The "reorganization" also results in a loss of infrastructure. Thus, the number of medical offices at which family doctors provide services has fallen, from 14,671 in 2001 to 10,869 in 2017; that is, 3,802 fewer.

This is compounded by the disappearance of other primary care centers, such as "polyclinics," which have dropped from 499 in 2008 to 450 in 2017.

The government describes this reduction as a "compaction". It argues that it has been implemented in, among other areas, towns of less than 5,000 inhabitants, redistributed to nearby health facilities.

These small towns are often in problematic, inaccessible places, in a country whose transportation deficiencies are chronic.
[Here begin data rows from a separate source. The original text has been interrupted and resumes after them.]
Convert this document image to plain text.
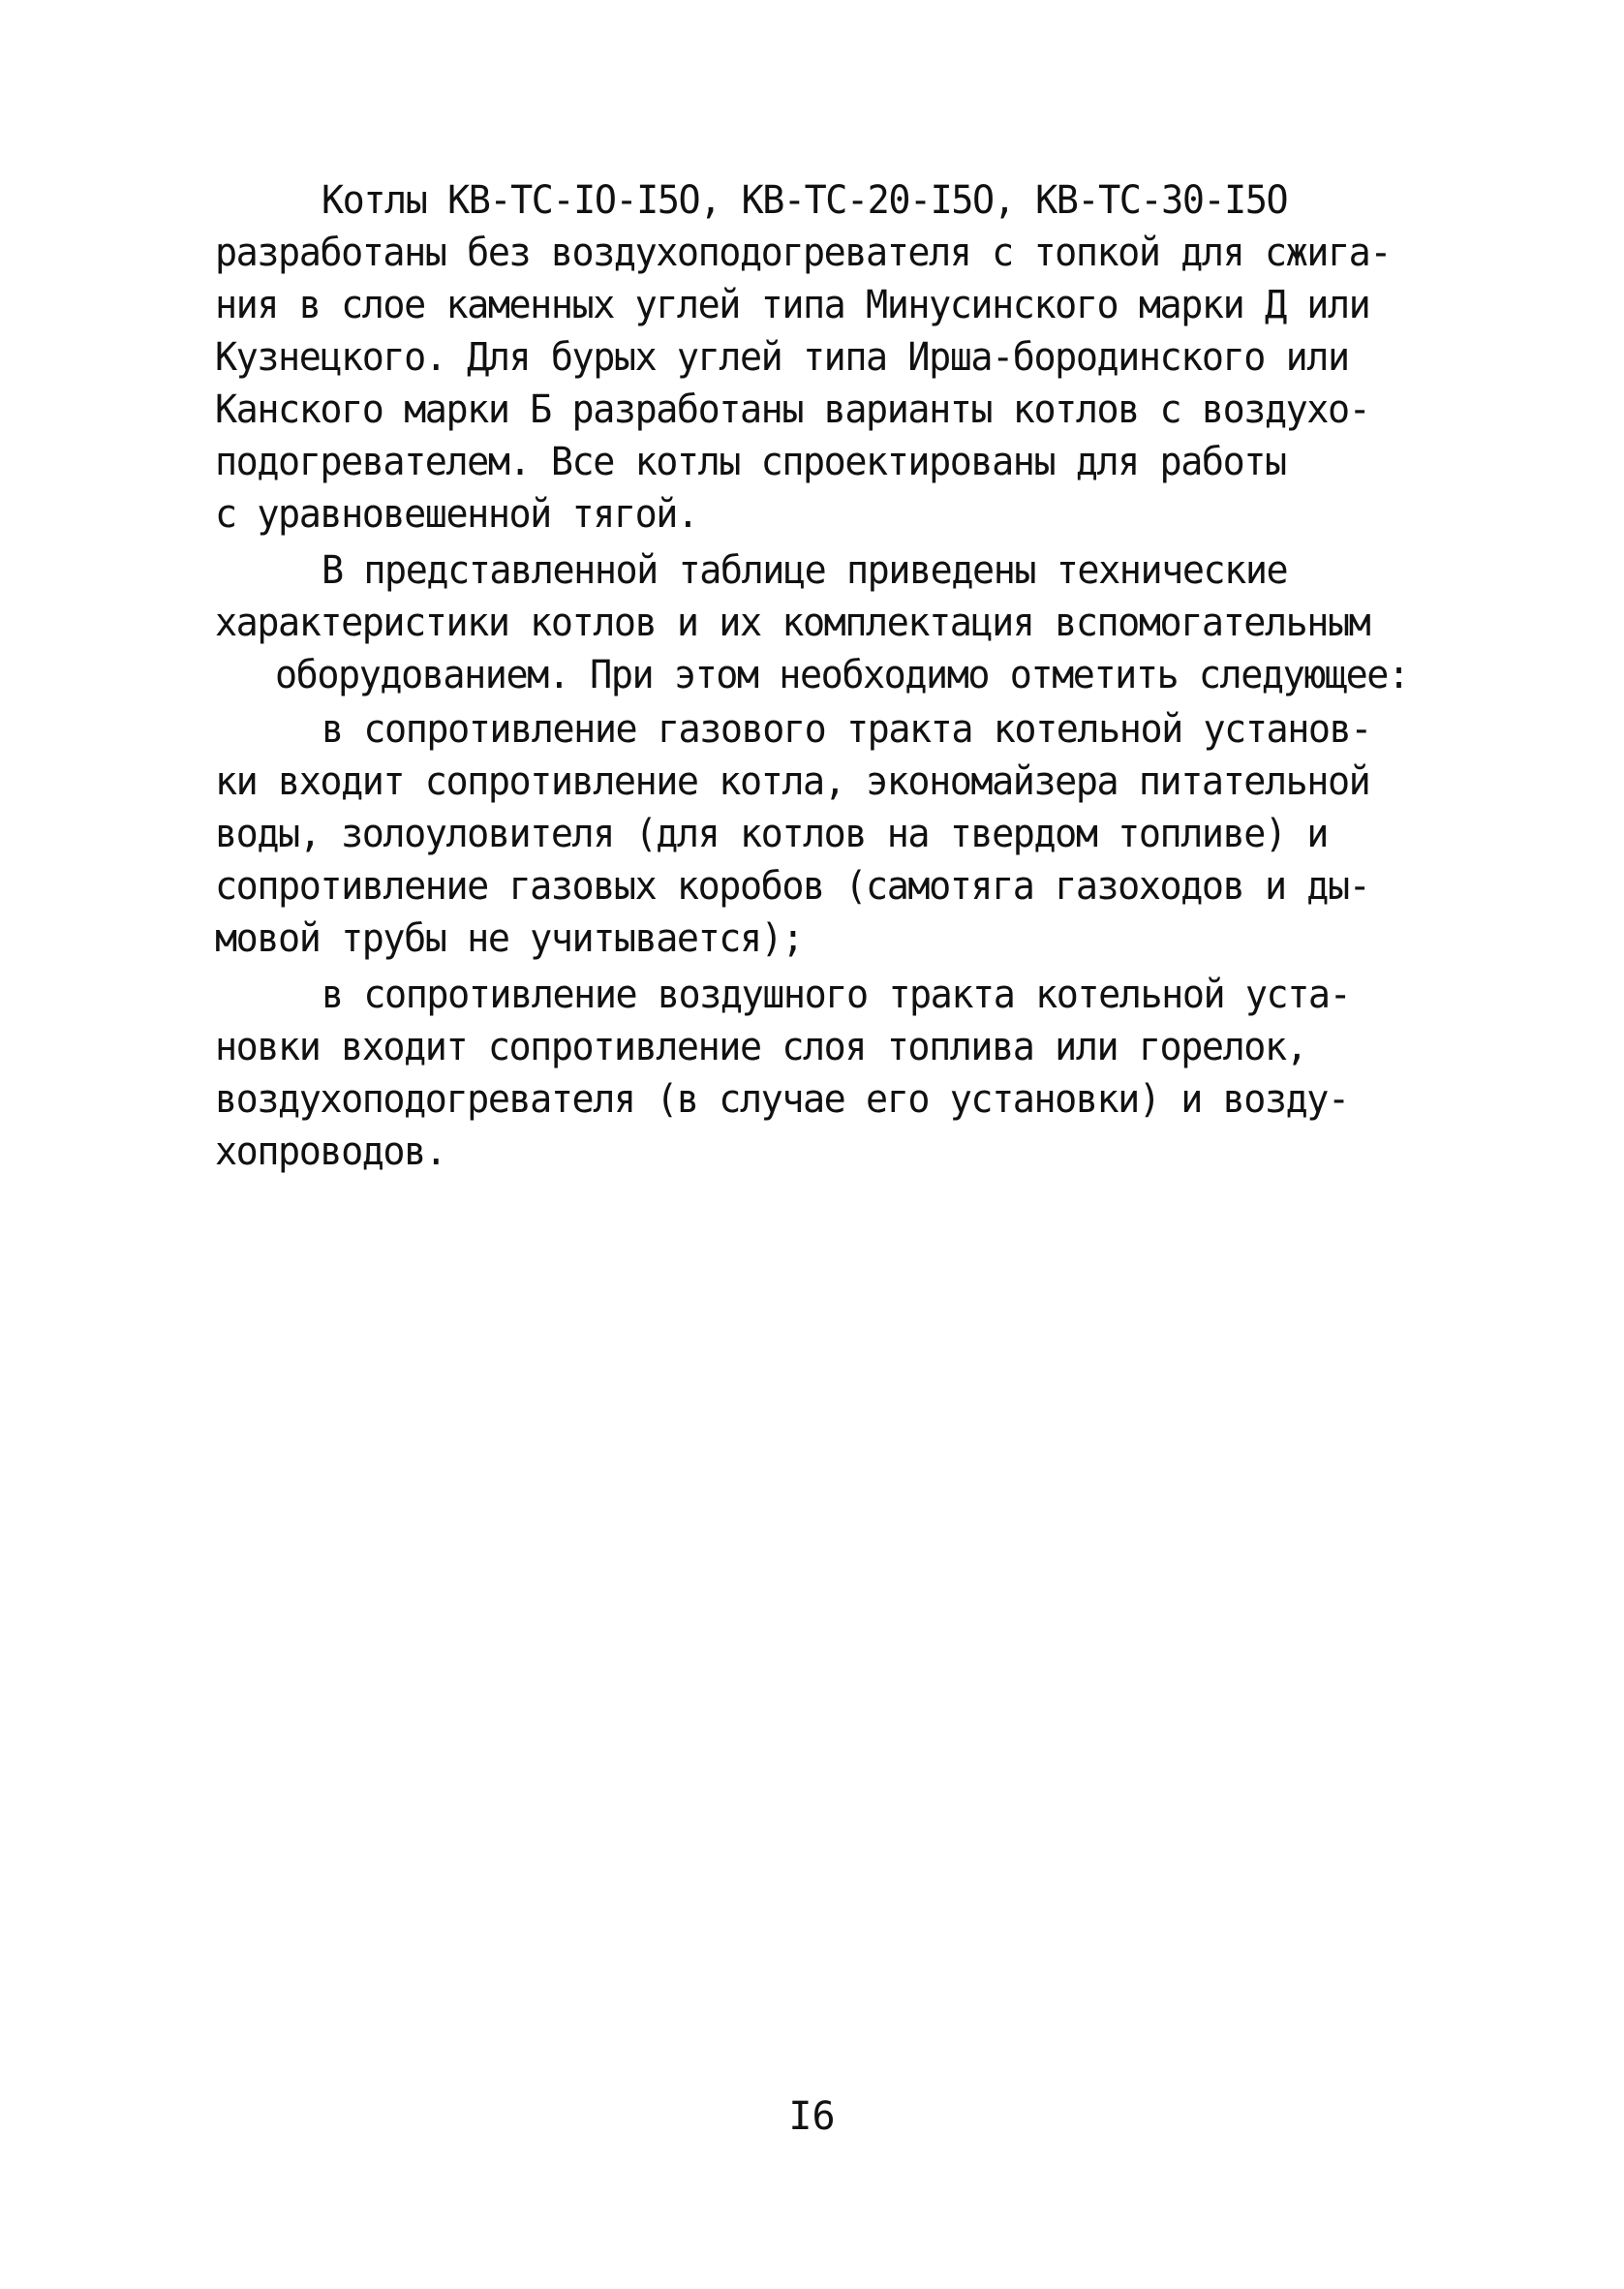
Котлы КВ-ТС-IO-I5O, КВ-ТС-20-I5O, КВ-ТС-30-I5O
разработаны без воздухоподогревателя с топкой для сжига-
ния в слое каменных углей типа Минусинского марки Д или
Кузнецкого. Для бурых углей типа Ирша-бородинского или
Канского марки Б разработаны варианты котлов с воздухо-
подогревателем. Все котлы спроектированы для работы
с уравновешенной тягой.
В представленной таблице приведены технические
характеристики котлов и их комплектация вспомогательным
оборудованием. При этом необходимо отметить следующее:
в сопротивление газового тракта котельной установ-
ки входит сопротивление котла, экономайзера питательной
воды, золоуловителя (для котлов на твердом топливе) и
сопротивление газовых коробов (самотяга газоходов и ды-
мовой трубы не учитывается);
в сопротивление воздушного тракта котельной уста-
новки входит сопротивление слоя топлива или горелок,
воздухоподогревателя (в случае его установки) и возду-
хопроводов.
I6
And, although the official statistical yearbooks do not include the number of ambulances and mobile units available, there are more and more complaints from Cubans who must travel miles on their own to receive medical assistance, even when it is urgent.

According to official statistics, since 2007 438 Family Doctor Offices were eliminated in Pinar del Río, 325 in Sancti Spíritus, 257 in Villa Clara, 236 in Camagüey, and 224 in Holguín, all provinces with vast rural areas.

Two-fold benefits

"Cuba has the largest number of doctors relative to its population in the world, but its people are still suffering from increasing problems with regards to medical care. When publishing its figures on doctors per thousand inhabitants, the government does not subtract those professionals who are no longer serving in the country's communities. Nor does it subtract (or even mention a number) those who care for foreign patients in Cuba, as part of the business of the obscure Comercializadora de Servicios Medicos S.A.

This lack of transparency, and attempts to cover it up, are hardly surprising from a government accustomed to controlling access to information and infringing upon its people's liberties. Along the way it also denies doctors' fundamental rights, and undermines Cubans' health care.

In order to project itself as an "international medical powerhouse", the Government of Cuba is fighting to camouflage the obvious decline in public health in the country. It needs to do so, not only to obtain revenue, but also to benefit politically, by bolstering its cache. These dual assets, however, do nothing to improve Cubans' health and quality of life.